Mr. Brannick's company, Prometric, administers more than 10 million tests a year. He cited the growing gap between the educational output of schools and what the business world needs. It used to be that school would reward you for knowing stuff like the names of dead Presidents—a feat of memory but not building to anything in particular. Today, that sort of recall of facts has been outsourced to the Internet. If you want to know who was President Buchanan's Vice President, you just Google it (by the way, it was John Breckinridge). Michael Brannick's company hires talent and that's never exclusively about knowing "stuff." He believes the "secret sauce" of a place like Good Counsel is found in developing the life skills that go with the educational skills. Today's business leaders look for young people who are not only smart, but can collaborate, take the initiative, offer to be part of the solution, energize the workplace. Acceptance into the National Honor Society is recognition of the wonderful talent of our students. We admire all the ways they are involved. Mr Brannick's message is clear—you've made a great start; don't stop. He would urge every student to seize every opportunity to get involved and develop the life skills, the adaptability, and the creativity that may just be the greatest asset a young person can bring to the world of work.

In the Times, Christensen and Horn wrote about disruptive innovation. No one wants to be on the wrong side of change. As safe and predictable as it is here at school, the futurists tell us that our graduates will have an average of 11 jobs by the time they reach their mid-30's, and many of those jobs have not even been imagined yet. The first iPad only arrived on the scene four months before current seniors started at Good Counsel. If four years is something like an eternity, then today's students had better be willing to adapt.

Christensen and Horn wrote about how the earliest commercially successful steamship traveled the Hudson River in 1807. It didn't appear to be much of a competitive threat to transoceanic sailing ships, as they were judged too expensive, too unreliable and too limited.

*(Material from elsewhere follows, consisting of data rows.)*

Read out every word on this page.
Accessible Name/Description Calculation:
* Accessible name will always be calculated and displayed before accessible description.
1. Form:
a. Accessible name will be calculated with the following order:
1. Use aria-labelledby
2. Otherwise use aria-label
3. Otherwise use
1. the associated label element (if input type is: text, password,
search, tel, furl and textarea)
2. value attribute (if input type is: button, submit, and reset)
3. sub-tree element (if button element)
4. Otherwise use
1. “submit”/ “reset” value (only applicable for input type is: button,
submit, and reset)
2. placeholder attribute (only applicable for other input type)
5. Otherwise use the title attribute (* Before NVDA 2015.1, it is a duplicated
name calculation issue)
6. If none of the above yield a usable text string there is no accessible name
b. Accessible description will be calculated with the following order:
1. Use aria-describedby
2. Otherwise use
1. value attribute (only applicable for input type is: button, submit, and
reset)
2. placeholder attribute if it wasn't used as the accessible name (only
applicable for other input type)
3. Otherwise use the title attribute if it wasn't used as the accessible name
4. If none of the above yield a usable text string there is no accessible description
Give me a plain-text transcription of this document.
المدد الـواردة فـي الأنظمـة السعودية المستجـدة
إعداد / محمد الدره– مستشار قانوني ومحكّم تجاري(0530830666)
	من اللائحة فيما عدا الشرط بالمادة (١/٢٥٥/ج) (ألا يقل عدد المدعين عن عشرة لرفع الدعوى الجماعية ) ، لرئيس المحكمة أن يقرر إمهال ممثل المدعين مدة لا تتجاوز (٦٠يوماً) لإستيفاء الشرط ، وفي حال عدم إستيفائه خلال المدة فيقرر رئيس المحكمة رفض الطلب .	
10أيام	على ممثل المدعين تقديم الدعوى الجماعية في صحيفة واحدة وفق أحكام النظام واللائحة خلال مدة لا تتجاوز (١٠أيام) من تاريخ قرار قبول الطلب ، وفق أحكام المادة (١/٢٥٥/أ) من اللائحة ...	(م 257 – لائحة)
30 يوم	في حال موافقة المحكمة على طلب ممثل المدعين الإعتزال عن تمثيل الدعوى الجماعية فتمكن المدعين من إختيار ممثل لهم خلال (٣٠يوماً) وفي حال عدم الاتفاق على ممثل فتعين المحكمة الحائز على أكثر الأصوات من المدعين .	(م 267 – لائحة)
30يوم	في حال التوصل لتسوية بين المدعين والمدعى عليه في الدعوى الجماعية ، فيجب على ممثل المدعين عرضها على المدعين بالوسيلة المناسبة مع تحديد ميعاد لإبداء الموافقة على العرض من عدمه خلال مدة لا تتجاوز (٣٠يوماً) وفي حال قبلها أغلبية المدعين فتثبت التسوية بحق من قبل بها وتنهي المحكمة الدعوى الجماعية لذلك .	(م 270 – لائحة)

So, sailors dismissed the idea that steam technology could ever measure up. As the technology improved, sailing ship companies tried "hybrid ships, adding steam engines to their sailing vessels, but never entered the pure steamship market. Ultimately, they paid the price for this decision. Every single transoceanic sailing-ship company went out of business." The same story could be told about the automobile. "The auto is just a fad," said Henry Ford's banker, "The horse and buggy is here to stay." We all know how that turned out. Hundreds of buggy makers went under.

What does all this mean for our students? Innovations and adaptations come at us at warp speed. There is no reason to think things are going to slow down. Stay alert. Keep your skills sharp. Pay attention. You are headed into a world where India and China have more smart people than we have people.

And yesterday, neuroscientist Dr. David Eagleman talked about our brains and maximizing our human potential. A lot of things we did not understand just a few years ago are now explained in terms of brain chemistry and biology. Eagleman used the analogy of our conscious mind being no more than the broom closet in the mansion of our brain's overall capacity. He spoke of creativity as the essential brain development skill. In a competitive world, where more and more jobs require intellect, the ability to be creative may be decisive in the marketplace. Not the ability to memorize and repeat, but the ability to use the imagination.